Conserto de pianos |
Baseado na história da vida real de uma atleta fundista
português, o livro não nos fala de esportes, mas das memórias póstumas de seu
pai, um competente marceneiro sempre preocupado com os episódios peculiares de
sua família; os felizes, os mórbidos e os terríveis. Por três gerações.
O almoço de domingo |
A taberna dos vinhos |
Abordando um cotidiano que deve ser comum ou similar a muitos
leitores, Peixoto intercala-o sempre abruptamente com a mesma história num
outro momento, e sempre numa linguagem simples, porém numa construção
extremamente criativa e poética, ás vezes rotineira. Peixoto transmite a
sensação de que escreve com sofreguidão, atropelando a sequência lógica do
drama, resultando numa nova forma de escrever, para muitos, confusa. Para mim,
resultado de sua prevalecente predisposição poética. Um encanto para quem
curte boa literatura.
A maratona de Francisco |
Em certos pontos, as memórias passam a ser do próprio
fundista, com retrocessos às memórias do pai.
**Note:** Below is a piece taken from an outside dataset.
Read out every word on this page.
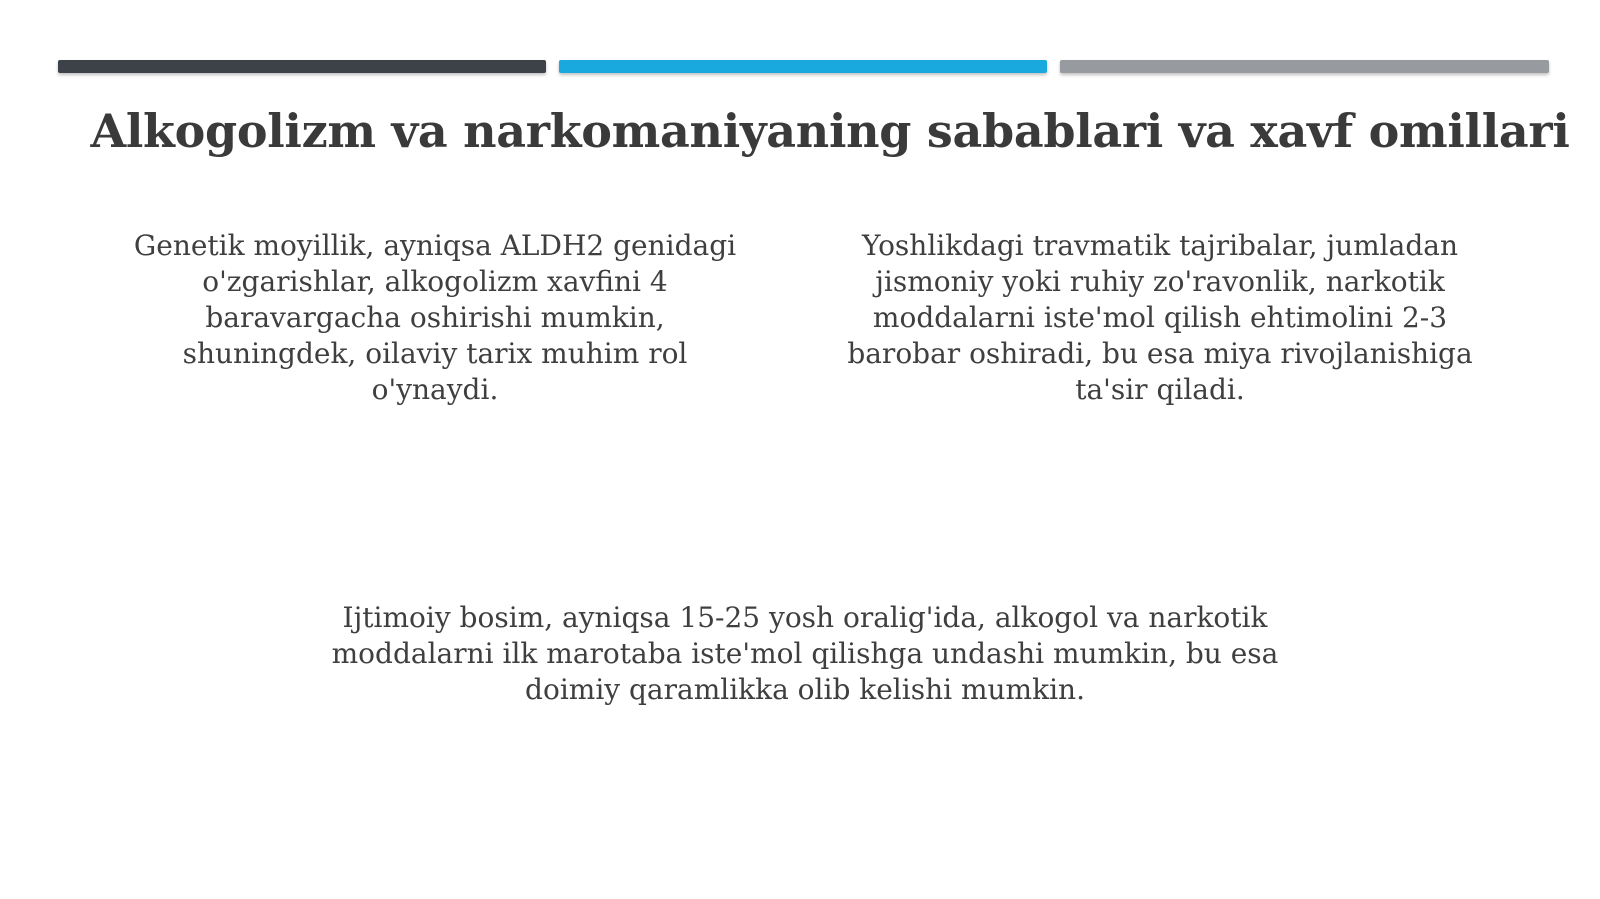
Alkogolizm va narkomaniyaning sabablari va xavf omillari

Genetik moyillik, ayniqsa ALDH2 genidagi o'zgarishlar, alkogolizm xavfini 4 baravargacha oshirishi mumkin, shuningdek, oilaviy tarix muhim rol o'ynaydi.

Yoshlikdagi travmatik tajribalar, jumladan jismoniy yoki ruhiy zo'ravonlik, narkotik moddalarni iste'mol qilish ehtimolini 2-3 barobar oshiradi, bu esa miya rivojlanishiga ta'sir qiladi.

Ijtimoiy bosim, ayniqsa 15-25 yosh oralig'ida, alkogol va narkotik moddalarni ilk marotaba iste'mol qilishga undashi mumkin, bu esa doimiy qaramlikka olib kelishi mumkin.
Intermitentes reminiscências da
violência doméstica, das paixões incontroláveis e às vezes inconsequentes; das
descobertas auspiciosas e das labutas constantes, ao fim, regadas por bons
canecos de vinho.
José Luís Peixoto |
Peixoto tem uma extraordinária forma de
interpretar o mundo, expressa pelas suas escolhas certeiras de linguagem e de
imagens. Aqui, o fantástico é contado com a naturalidade do quotidiano. Ele
escreve com grande sentido de linguagem poética e grande domínio da língua
portuguesa. Tendo pianos como liame da maior parte dos dramas da obra, Peixoto
coloca um anjo, quase ao final, a desconstruir o protagonista e a concluir o atormentado
sofrimento do maratonista Francisco.